Handguns collected by New York City Police. REUTERS/Eduardo Munoz
Atty. Gen. Rob Bonta has advised California law enforcement agencies that the “good cause” requirement for issuing a concealed weapons permit is likely unconstitutional and should no longer be used.
The advice came in a legal alert on Friday to “all California district attorneys, police chiefs, sheriffs, county counsels and city attorneys” and follows a U.S. Supreme Court decision on Thursday overturning New York State’s “proper cause” requirement.
“It is the Attorney General’s view that the court’s decision renders California’s good
cause standard to secure a permit to carry a concealed weapon in most public places
unconstitutional,” wrote Bonta. “Permitting agencies may no longer require a demonstration of good cause.”
However, Bonta said that local officials can continue to enforce all other parts of California gun laws, including taking fingerprints, performing background checks, mandating training and requiring the applicant provide proof of “good moral character.”

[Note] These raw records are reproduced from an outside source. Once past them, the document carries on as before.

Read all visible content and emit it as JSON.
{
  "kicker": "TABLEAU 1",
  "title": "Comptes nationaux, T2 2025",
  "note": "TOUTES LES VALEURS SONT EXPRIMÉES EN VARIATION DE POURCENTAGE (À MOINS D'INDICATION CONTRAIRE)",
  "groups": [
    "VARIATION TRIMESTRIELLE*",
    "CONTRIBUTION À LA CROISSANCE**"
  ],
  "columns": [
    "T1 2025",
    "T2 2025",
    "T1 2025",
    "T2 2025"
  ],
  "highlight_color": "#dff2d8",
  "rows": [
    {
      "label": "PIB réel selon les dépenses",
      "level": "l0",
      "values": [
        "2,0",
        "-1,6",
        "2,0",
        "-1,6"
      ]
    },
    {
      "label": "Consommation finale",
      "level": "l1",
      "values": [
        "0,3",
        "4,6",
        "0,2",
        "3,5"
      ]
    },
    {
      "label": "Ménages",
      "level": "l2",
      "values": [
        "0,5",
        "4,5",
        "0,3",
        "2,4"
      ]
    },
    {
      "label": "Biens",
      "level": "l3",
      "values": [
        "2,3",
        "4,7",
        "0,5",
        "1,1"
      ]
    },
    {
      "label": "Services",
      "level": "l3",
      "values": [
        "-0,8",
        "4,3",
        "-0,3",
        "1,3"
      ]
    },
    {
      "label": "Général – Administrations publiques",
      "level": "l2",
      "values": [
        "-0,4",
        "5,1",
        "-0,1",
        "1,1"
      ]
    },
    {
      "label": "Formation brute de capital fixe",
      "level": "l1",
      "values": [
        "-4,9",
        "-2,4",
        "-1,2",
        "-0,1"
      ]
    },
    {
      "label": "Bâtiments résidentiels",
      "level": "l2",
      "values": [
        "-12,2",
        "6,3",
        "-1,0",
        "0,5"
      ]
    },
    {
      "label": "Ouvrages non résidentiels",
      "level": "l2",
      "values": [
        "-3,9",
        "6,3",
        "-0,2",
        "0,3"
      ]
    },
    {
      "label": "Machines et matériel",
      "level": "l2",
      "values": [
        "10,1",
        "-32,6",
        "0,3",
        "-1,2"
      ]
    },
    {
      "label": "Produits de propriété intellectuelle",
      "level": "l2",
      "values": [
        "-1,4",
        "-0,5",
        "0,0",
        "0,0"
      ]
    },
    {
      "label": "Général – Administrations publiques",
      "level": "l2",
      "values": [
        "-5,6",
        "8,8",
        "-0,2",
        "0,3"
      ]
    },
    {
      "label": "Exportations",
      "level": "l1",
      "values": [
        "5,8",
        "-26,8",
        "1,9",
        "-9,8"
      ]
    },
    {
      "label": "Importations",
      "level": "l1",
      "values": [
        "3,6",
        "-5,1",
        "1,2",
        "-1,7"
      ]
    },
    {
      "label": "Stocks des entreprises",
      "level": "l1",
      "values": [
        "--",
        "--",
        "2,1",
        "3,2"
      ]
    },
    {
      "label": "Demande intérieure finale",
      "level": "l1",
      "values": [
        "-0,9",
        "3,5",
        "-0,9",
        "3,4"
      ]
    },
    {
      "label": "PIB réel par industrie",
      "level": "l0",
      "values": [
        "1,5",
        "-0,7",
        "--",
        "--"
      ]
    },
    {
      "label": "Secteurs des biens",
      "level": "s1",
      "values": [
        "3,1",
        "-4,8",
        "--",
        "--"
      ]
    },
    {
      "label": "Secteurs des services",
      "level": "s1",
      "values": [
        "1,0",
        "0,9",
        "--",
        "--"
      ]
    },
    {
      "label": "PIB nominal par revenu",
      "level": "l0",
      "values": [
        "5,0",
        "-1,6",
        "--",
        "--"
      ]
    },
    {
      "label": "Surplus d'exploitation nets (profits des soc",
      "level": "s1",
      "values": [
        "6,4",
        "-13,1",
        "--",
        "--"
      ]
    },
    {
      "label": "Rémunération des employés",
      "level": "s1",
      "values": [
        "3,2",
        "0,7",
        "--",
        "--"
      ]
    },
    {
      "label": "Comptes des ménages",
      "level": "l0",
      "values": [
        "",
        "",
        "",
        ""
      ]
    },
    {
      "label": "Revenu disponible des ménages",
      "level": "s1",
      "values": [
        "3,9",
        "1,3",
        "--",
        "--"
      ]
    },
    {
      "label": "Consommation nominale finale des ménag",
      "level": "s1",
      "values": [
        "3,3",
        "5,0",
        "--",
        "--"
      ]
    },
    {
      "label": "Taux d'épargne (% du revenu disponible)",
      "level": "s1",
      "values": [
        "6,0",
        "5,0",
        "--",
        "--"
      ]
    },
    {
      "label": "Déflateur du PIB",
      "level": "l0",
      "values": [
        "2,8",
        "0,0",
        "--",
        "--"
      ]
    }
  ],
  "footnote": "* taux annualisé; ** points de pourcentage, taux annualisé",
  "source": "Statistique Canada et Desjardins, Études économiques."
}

Bonta’s advisory emphasized the importance of determining good moral character and said this should be based on “personal characteristics one reasonably expects of candidates for a public-carry license who do not pose a danger to themselves or others.”
Though the good cause requirement is removed, he said “it remains reasonable — and constitutional — to ask applicants why they are interested in carrying their firearms in public.”
The Attorney General’s action was praised Saturday by the San Diego County Gun Owners Political Action Committee, a group that advocates for gun rights.
“Since our inception, we have been saying that the proof of good cause requirement is wrong and must go,” said Michael Schwartz, executive director of the group. “Removing arbitrary, subjective hurdles from the path for sane, trained, law-abiding gun owners to carry firearms outside the home for self defense will increase the number of people who can protect themselves from dangerous criminals.”